In other words, the whole epistemological issue is opened up again. The agencies will have to agree on every instance of retaliatory force or one will believe the other is initiating force. Again, if there's a conflict, war is the only solution.

Just to go through all the possibilities, what happens if the agencies decide that they both have to agree before either uses retaliatory force? In that case, by solving the epistemological issues, they actually form a single government. They've combined their two agencies into a single agency where cooperation is necessary.

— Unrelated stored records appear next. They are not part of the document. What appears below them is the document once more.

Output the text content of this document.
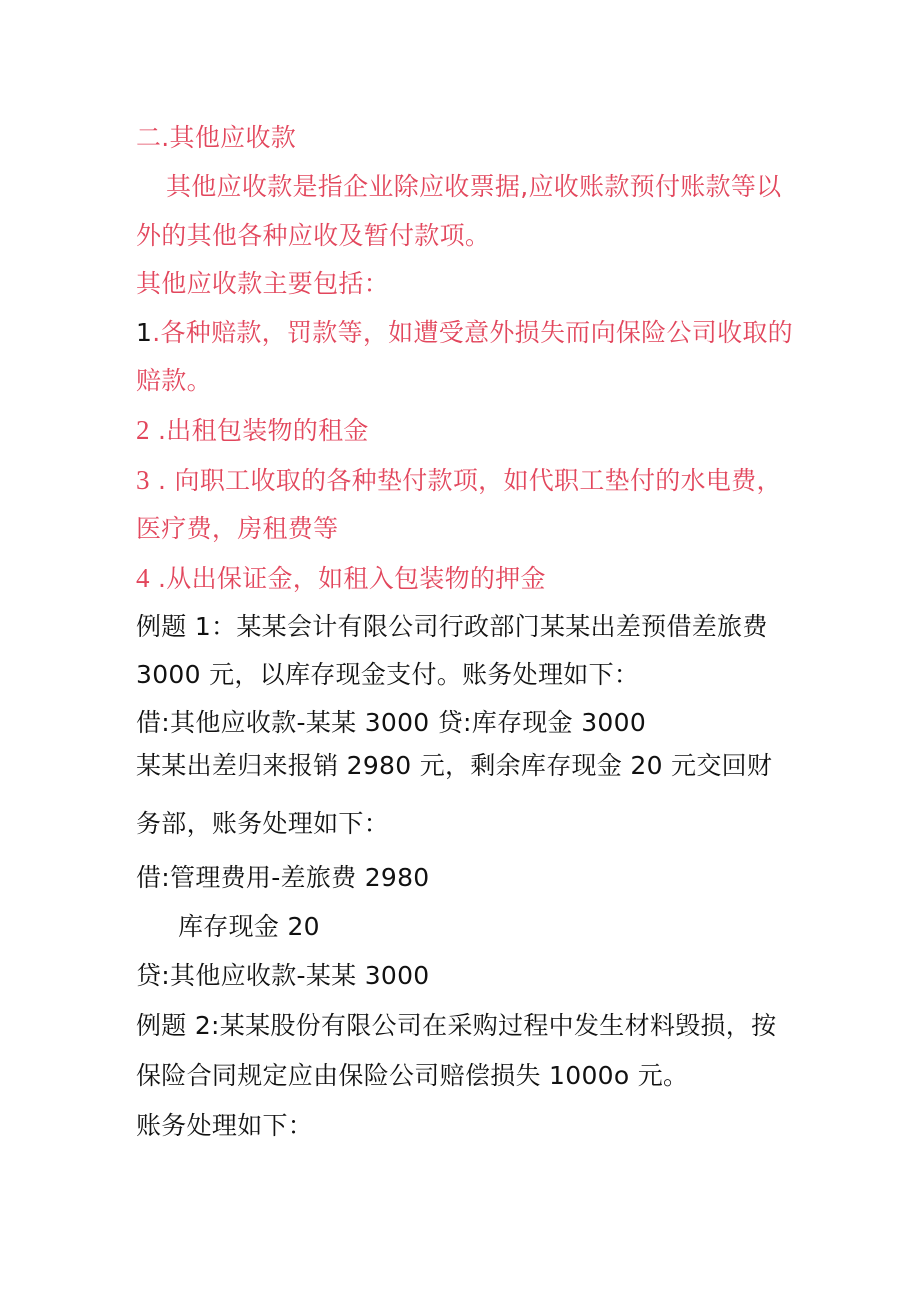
二.其他应收款

其他应收款是指企业除应收票据,应收账款预付账款等以

外的其他各种应收及暂付款项。

其他应收款主要包括：

1.各种赔款，罚款等，如遭受意外损失而向保险公司收取的

赔款。

2 .出租包装物的租金

3 . 向职工收取的各种垫付款项，如代职工垫付的水电费，

医疗费，房租费等

4 .从出保证金，如租入包装物的押金

例题 1：某某会计有限公司行政部门某某出差预借差旅费

3000 元，以库存现金支付。账务处理如下：

借:其他应收款-某某 3000 贷:库存现金 3000

某某出差归来报销 2980 元，剩余库存现金 20 元交回财

务部，账务处理如下：

借:管理费用-差旅费 2980

库存现金 20

贷:其他应收款-某某 3000

例题 2:某某股份有限公司在采购过程中发生材料毁损，按

保险合同规定应由保险公司赔偿损失 1000o 元。

账务处理如下：
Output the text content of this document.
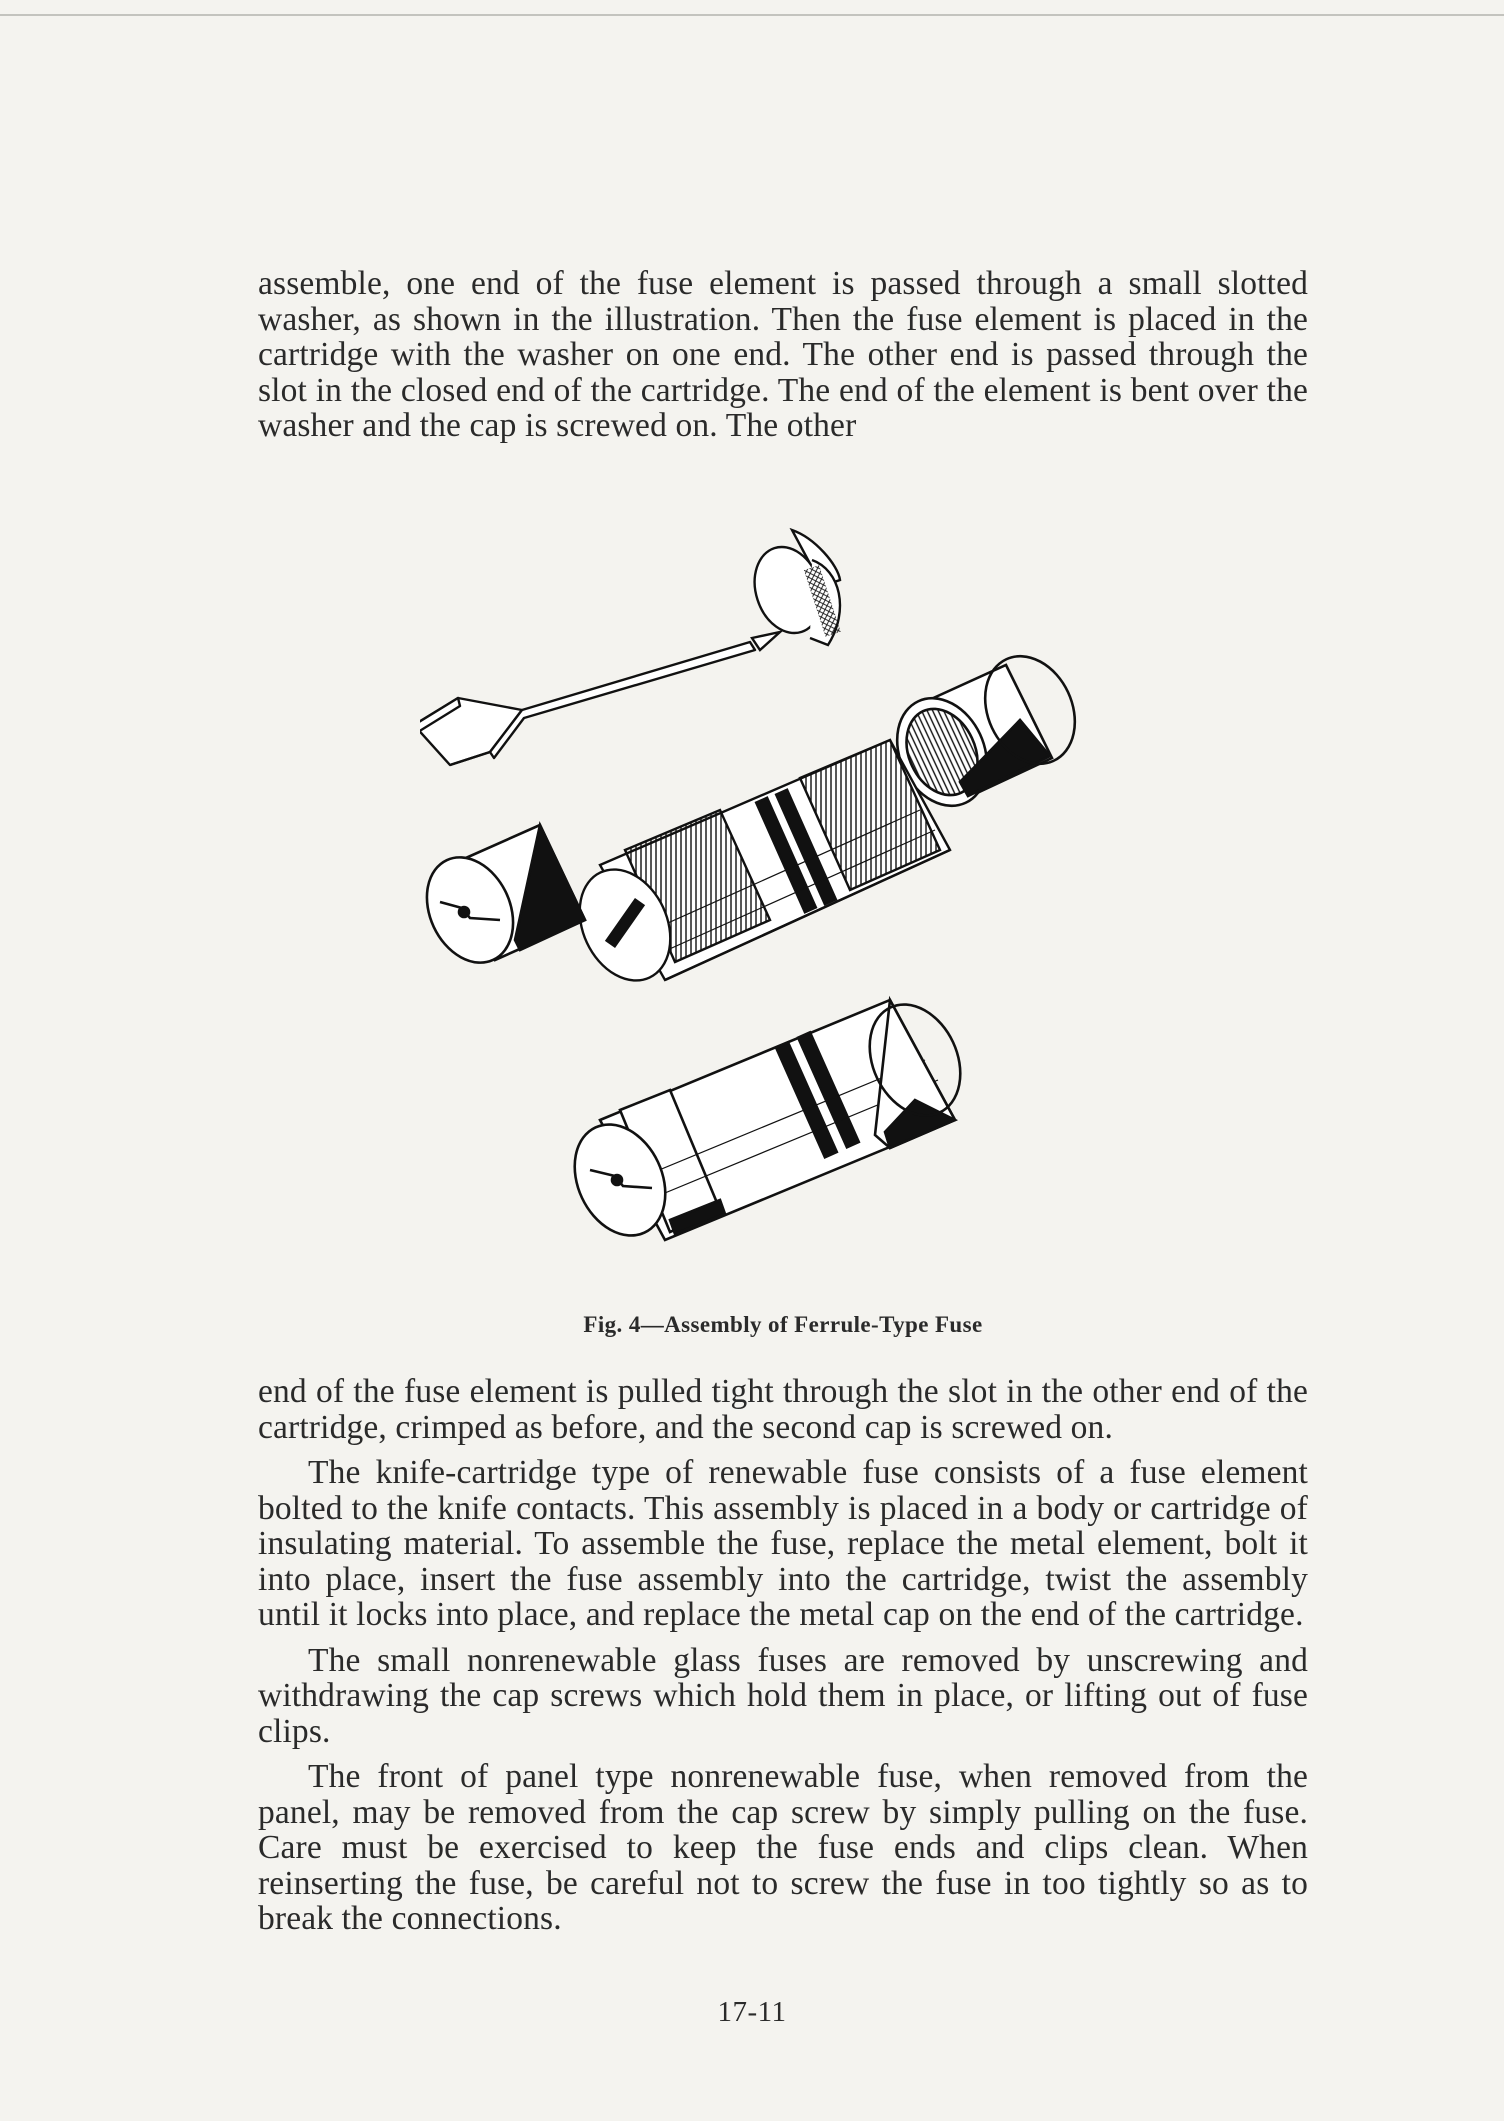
assemble, one end of the fuse element is passed through a small slotted washer, as shown in the illustration. Then the fuse element is placed in the cartridge with the washer on one end. The other end is passed through the slot in the closed end of the cartridge. The end of the element is bent over the washer and the cap is screwed on. The other

Fig. 4—Assembly of Ferrule-Type Fuse

end of the fuse element is pulled tight through the slot in the other end of the cartridge, crimped as before, and the second cap is screwed on.

The knife-cartridge type of renewable fuse consists of a fuse element bolted to the knife contacts. This assembly is placed in a body or cartridge of insulating material. To assemble the fuse, replace the metal element, bolt it into place, insert the fuse assembly into the cartridge, twist the assembly until it locks into place, and replace the metal cap on the end of the cartridge.

The small nonrenewable glass fuses are removed by unscrewing and withdrawing the cap screws which hold them in place, or lifting out of fuse clips.

The front of panel type nonrenewable fuse, when removed from the panel, may be removed from the cap screw by simply pulling on the fuse. Care must be exercised to keep the fuse ends and clips clean. When reinserting the fuse, be careful not to screw the fuse in too tightly so as to break the connections.

17-11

The discussions and debates on anarchism have lasted for decades and are probably not near an end. My personal belief is that the anarchists crave a system where they are free from taxation or government intervention, and fantasize about a system where you can always just walk away from the existing government. They've arrived at their conclusions based on their desires, and not based on logic and reasoning. They then try to support their fantasy with reasoning, but it usually involves applying a different standard between minimal government and anarchism, or relying on stolen concepts or utopian premises.